La sacristía de la que hablamos, con una puerta de madera tan grande y tan pesada que se miraba descontextualizada junto a la construcción adyacente, se encontraba en los terrenos de una Iglesia blanca con una torre que ni siquiera se alcanzaba a ver desde la carretera. Era la iglesia de un pueblo pequeño, enclavado en alguna montaña, demasiado lejos de Dios y cerca de las ambiciones de las autoridades clericales y de los dueños del poder de decisión de los usos y costumbres del lugar.

Todos los domingos antes de la misa de 12 los tres acólitos que le ayudaban a Tarcisio se echaban un “chin, chan, pú”, para ver a quién le tocaba auxiliar al Padre con la sotana. Los otros dos siempre se quejaban de que Juan nunca perdía, pero ignoraban que el miedoso Juan, además del temor, tenía la habilidad de recordar los patrones en las posiciones de las manos que elegían sus contrincantes, y así salía siempre victorioso.

Pero como siempre y nunca son las palabras más traicioneras del mentado diccionario que tanta gente no sabe usar porque se supone que deberían enseñarlo en las escuelas y las maestras no lo hacen, esa mañana Juan se distrajo rascándose un piquete en la pierna, y se despistó en el último round. Cuando cerró el puño para hacer “piedra”, se encontró con la mano extendida del acólito contrincante, quien pronunció las inocentes palabras que convertirían a la vida de Juan en suelo lleno de nueces maduras: “papel envuelve a piedra, ¡perdiste!”.

Los párpados de Juan tardaban más de lo normal en parpadear, se quedó parado con los ojos enormes, sordo a las risas y hurras de los otros dos acostumbrados a perder. Sentía las piernas agarrotadas, y sus manos se empezaron a convertir en agua más caudalosa que la del río junto a la casa que compartía con su mamá. Todo por culpa del tonto mosquito que eligió la parte más delicada de su pierna para degustar la deliciosa sangre que corría por sus venas justo en ese instante. 

Sintió cómo la palma de una de las manos de los otros niños se posó con nula delicadeza sobre su mollera. Caminó muy despacio, arrastrando mucho los pies, y de ahí al piso frente a esa puerta muy grande de madera con el letrero colgado con una tachuela.

Juan había escuchado por chismes de los sacristanes y las chismosas que rondan por todos lados, que antes de la misa de 12 se escuchaban sonidos extraños adentro de la sacristía, pero como él jamás se acercaba, no le había tocado escucharlos nunca.

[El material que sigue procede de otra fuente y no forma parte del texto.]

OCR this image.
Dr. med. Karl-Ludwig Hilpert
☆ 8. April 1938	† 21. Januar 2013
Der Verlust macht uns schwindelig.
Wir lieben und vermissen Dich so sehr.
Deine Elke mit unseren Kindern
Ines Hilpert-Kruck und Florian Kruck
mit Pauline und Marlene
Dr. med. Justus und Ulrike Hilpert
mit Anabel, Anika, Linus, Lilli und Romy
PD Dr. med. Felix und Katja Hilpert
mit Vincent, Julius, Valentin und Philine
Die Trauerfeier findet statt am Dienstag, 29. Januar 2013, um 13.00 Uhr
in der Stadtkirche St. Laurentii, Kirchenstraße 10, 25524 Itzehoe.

Entonces la curiosidad pudo más que el miedo, y se acercó, olvidándose del espíritu santo y de la palabra “ajeno” del letrero y del peso brutal de la sotana y del fracaso en el “chin, cham, pú”. Giró la manija.

Lo primero que vio fue una espalda desnuda, a la que seguían unas nalgas sobre el escritorio metálico. Una mata de pelo castaño caía, no muy larga, sobre los hombros. 

Al avanzar un poco más, vio al padre Tarcisio, sin camisa, que empujaba la pelvis hacia el escritorio y aventaba la espalda hacia atrás. Detrás del padre estaba un señor que Juan había visto algunas veces en el edificio de gobierno, vestido con un sombrero café, prenda que en ese preciso momento descansaba en la cúspide del perchero junto a la puerta desde donde Juan miraba, que chocaba con la espalda de Tarcisio. Abrazando a ese señor, también por la espalda, estaba otra señora de pelo castaño y ojos muy maquillados que a Juan le resultó tan conocida que no encajaba con la situación, y que al ver que su hijo la miraba en esa escena tan comprometedora, pegó un grito tan fuerte que las otras cuatro personas en la habitación, Juan incluido, corrieron hacia direcciones distintas, los adultos buscando la primera prenda de ropa que encontraran, el niño para cruzar la puerta de la sacristía, a la que en ese momento sí juró, no volver a entrar jamás.

Mientras corría para alejarse de ahí lo más pronto posible, Juan todavía alcanzó a escuchar la tan conocida voz que tantas canciones de cuna le cantó antes de que cumpliera los ocho años: “¡Tarcisio, alcanza a tu hijo!”.

Cuando conoció la respuesta a esa pregunta que había hecho mil veces: “Mamá, ¿quién es mi papá?”, Juan sólo pudo pensar en la vergüenza que debió darle al pobre Espíritu Santo, escondido detrás de la puertita que parece de oro, estar en el mismo cuarto donde sus papás y los otros señores hacían lo que los adultos normales hacen con las puertas cerradas con seguro.